Know your business accountant:
It is very common for accountants to have personal relationships with payment processing companies, especially if the accountant manages multiple businesses. Often accountants are given bonuses for referring new merchants and for keeping their businesses with the merchant service company. Your business may be paying more because your accountant is getting a kickback from a merchant service provider.
Stay away from the bank:
Banks provide merchant services. Yes, this is true but all but a few very large banks sign their customers with a private merchant service provider. Banks that do not provide their own merchant services, mark up fees from a merchant service provider, so they can also make money on your business. You are basically paying extra for a middle person when you don’t have to be. Those banks that do provide their own merchant accounts have much higher fees and poor customer service when compared to merchant service providers. They also have much higher equipment prices and will almost always try and push or force equipment leases on their customers. Let your bank handle your checking account, but keep your merchant account separate.

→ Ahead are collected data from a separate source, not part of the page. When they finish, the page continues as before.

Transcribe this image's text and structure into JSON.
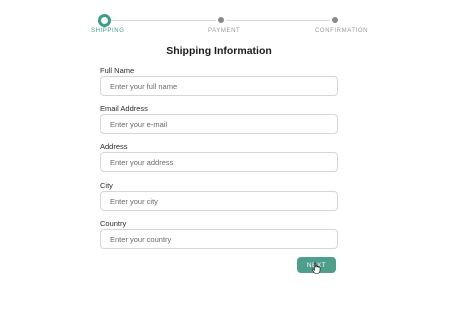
{
  "stepper": {
    "steps": [
      {
        "label": "SHIPPING",
        "state": "active"
      },
      {
        "label": "PAYMENT",
        "state": "inactive"
      },
      {
        "label": "CONFIRMATION",
        "state": "inactive"
      }
    ],
    "accent_color": "#3f9b8a"
  },
  "form": {
    "title": "Shipping Information",
    "fields": [
      {
        "label": "Full Name",
        "value": "",
        "placeholder": "Enter your full name"
      },
      {
        "label": "Email Address",
        "value": "",
        "placeholder": "Enter your e-mail"
      },
      {
        "label": "Address",
        "value": "",
        "placeholder": "Enter your address"
      },
      {
        "label": "City",
        "value": "",
        "placeholder": "Enter your city"
      },
      {
        "label": "Country",
        "value": "",
        "placeholder": "Enter your country"
      }
    ],
    "next_label": "NEXT",
    "button_color": "#4f9d8d"
  },
  "cursor": {
    "icon": "hand-pointer-icon"
  }
}
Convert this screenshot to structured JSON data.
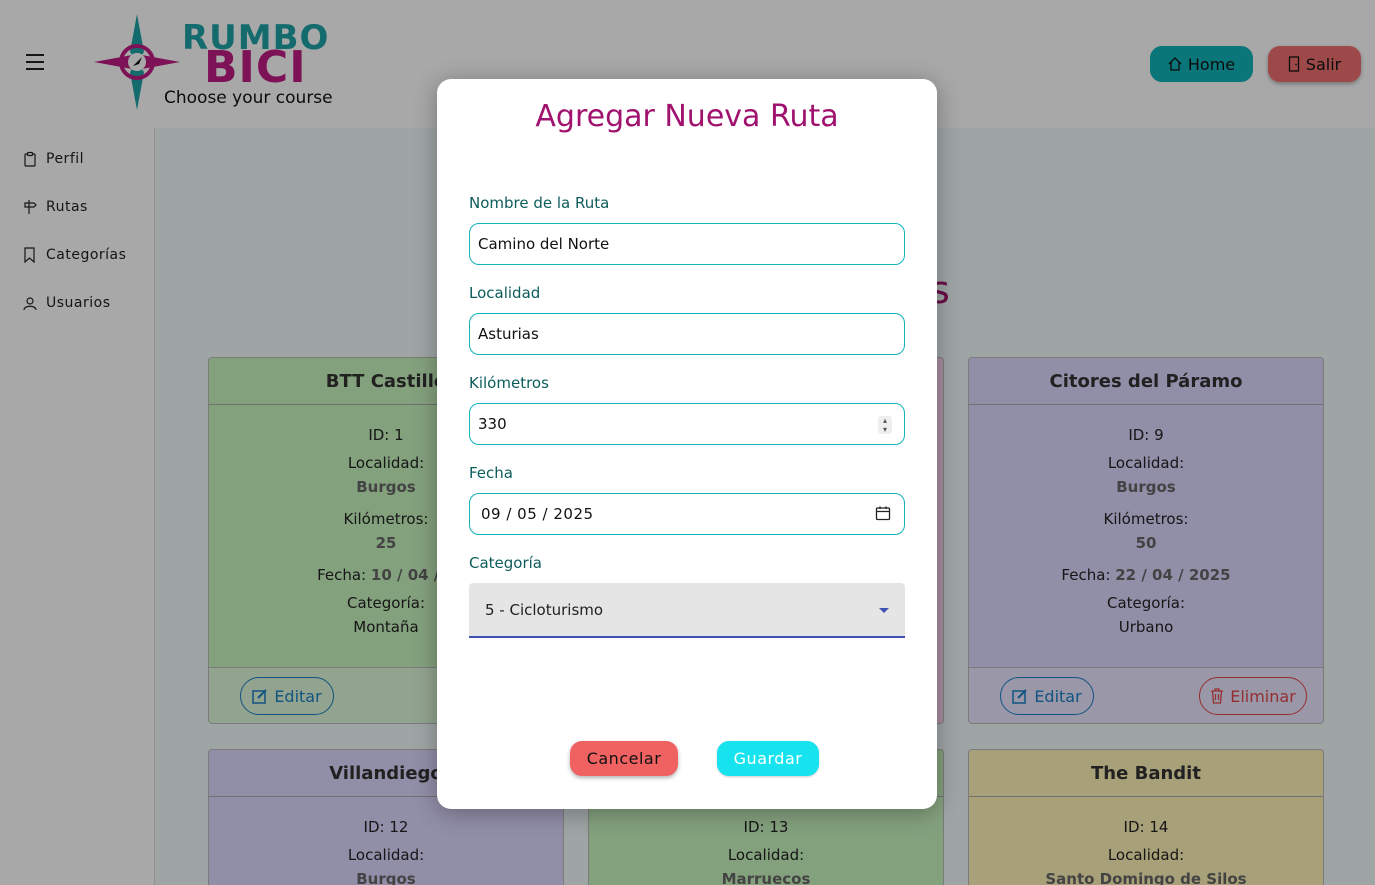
{
  "header": {
    "logo_line1": "RUMBO",
    "logo_line2": "BICI",
    "logo_tagline": "Choose your course",
    "home_label": "Home",
    "logout_label": "Salir"
  },
  "sidebar": {
    "items": [
      {
        "label": "Perfil",
        "icon": "clipboard-icon"
      },
      {
        "label": "Rutas",
        "icon": "signpost-icon"
      },
      {
        "label": "Categorías",
        "icon": "bookmark-icon"
      },
      {
        "label": "Usuarios",
        "icon": "user-icon"
      }
    ]
  },
  "page": {
    "background_title_fragment": "s"
  },
  "labels": {
    "id": "ID:",
    "localidad": "Localidad:",
    "kilometros": "Kilómetros:",
    "fecha": "Fecha:",
    "categoria": "Categoría:",
    "edit": "Editar",
    "delete": "Eliminar"
  },
  "cards": [
    {
      "title": "BTT Castillo",
      "id": "ID: 1",
      "localidad": "Burgos",
      "km": "25",
      "fecha": "10 / 04 / 2",
      "categoria": "Montaña",
      "color": "#c8f5c0"
    },
    {
      "title": "Citores del Páramo",
      "id": "ID: 9",
      "localidad": "Burgos",
      "km": "50",
      "fecha": "22 / 04 / 2025",
      "categoria": "Urbano",
      "color": "#dcd8ff"
    },
    {
      "title": "Villandiego",
      "id": "ID: 12",
      "localidad": "Burgos",
      "color": "#dcd8ff"
    },
    {
      "id": "ID: 13",
      "localidad": "Marruecos",
      "color": "#c8f5c0"
    },
    {
      "title": "The Bandit",
      "id": "ID: 14",
      "localidad": "Santo Domingo de Silos",
      "color": "#fdf3b8"
    }
  ],
  "modal": {
    "title": "Agregar Nueva Ruta",
    "fields": {
      "nombre_label": "Nombre de la Ruta",
      "nombre_value": "Camino del Norte",
      "localidad_label": "Localidad",
      "localidad_value": "Asturias",
      "km_label": "Kilómetros",
      "km_value": "330",
      "fecha_label": "Fecha",
      "fecha_value": "09 / 05 / 2025",
      "categoria_label": "Categoría",
      "categoria_value": "5 - Cicloturismo"
    },
    "cancel_label": "Cancelar",
    "save_label": "Guardar"
  },
  "colors": {
    "accent": "#12b3b9",
    "brand": "#a0126e",
    "danger": "#f06262",
    "save": "#17e3ef"
  }
}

If you are a retail business, get setup with signature and pin debit:
Signature debit is a relatively new system that gives a much lower processing fee to debit transactions verses credit transactions. A signature debit transaction is when a customer runs their check card like a credit card. Pin debit is where a customer enters their pin number into a pinpad to process the transaction. You will need a pinpad or credit card terminal with an internal pinpad to use pin debit, but you will eliminate your processing fee completely and have a flat rate transaction fee for every pin debit transaction. Studies have shown that about 50% of all plastic transaction are Pin or Signature debit. This means that you can save on 50% of your customer’s transactions. The price of a pinpad can be quickly paid for in the fees that you save using pin debit.
Fixed Rates:
Make sure when you sign up that your provider will not raise your rates. The only time that you should see a rate change is when Visa or MasterCard raises the processing interchange rate. This means that Visa or MasterCard raises the amount that they collect from each transaction. Your rate will go up proportionally because the entire industry has to pay this extra amount. No company anywhere is excluded from an interchange increase.
Bundled Rates:
Another very common pitfall is for a business to accept a bundled rate offer. These offers have a very low or zero transaction fee, and an increased processing percentage. If you have a history of processing and statements, a bundled rate ‘can’ save you money, but if you are a new business you will almost always pay more with a bundled rate. Bundled rates are based solely from your average ticket size. If you have a highly variable ticket size or you are a new business stay away from bundled rates.
Listen to colleagues:
Ask around when you interact with other business owners and find out what services they are using. Generally there is no replacement for a good experience and referral from a trusted colleague.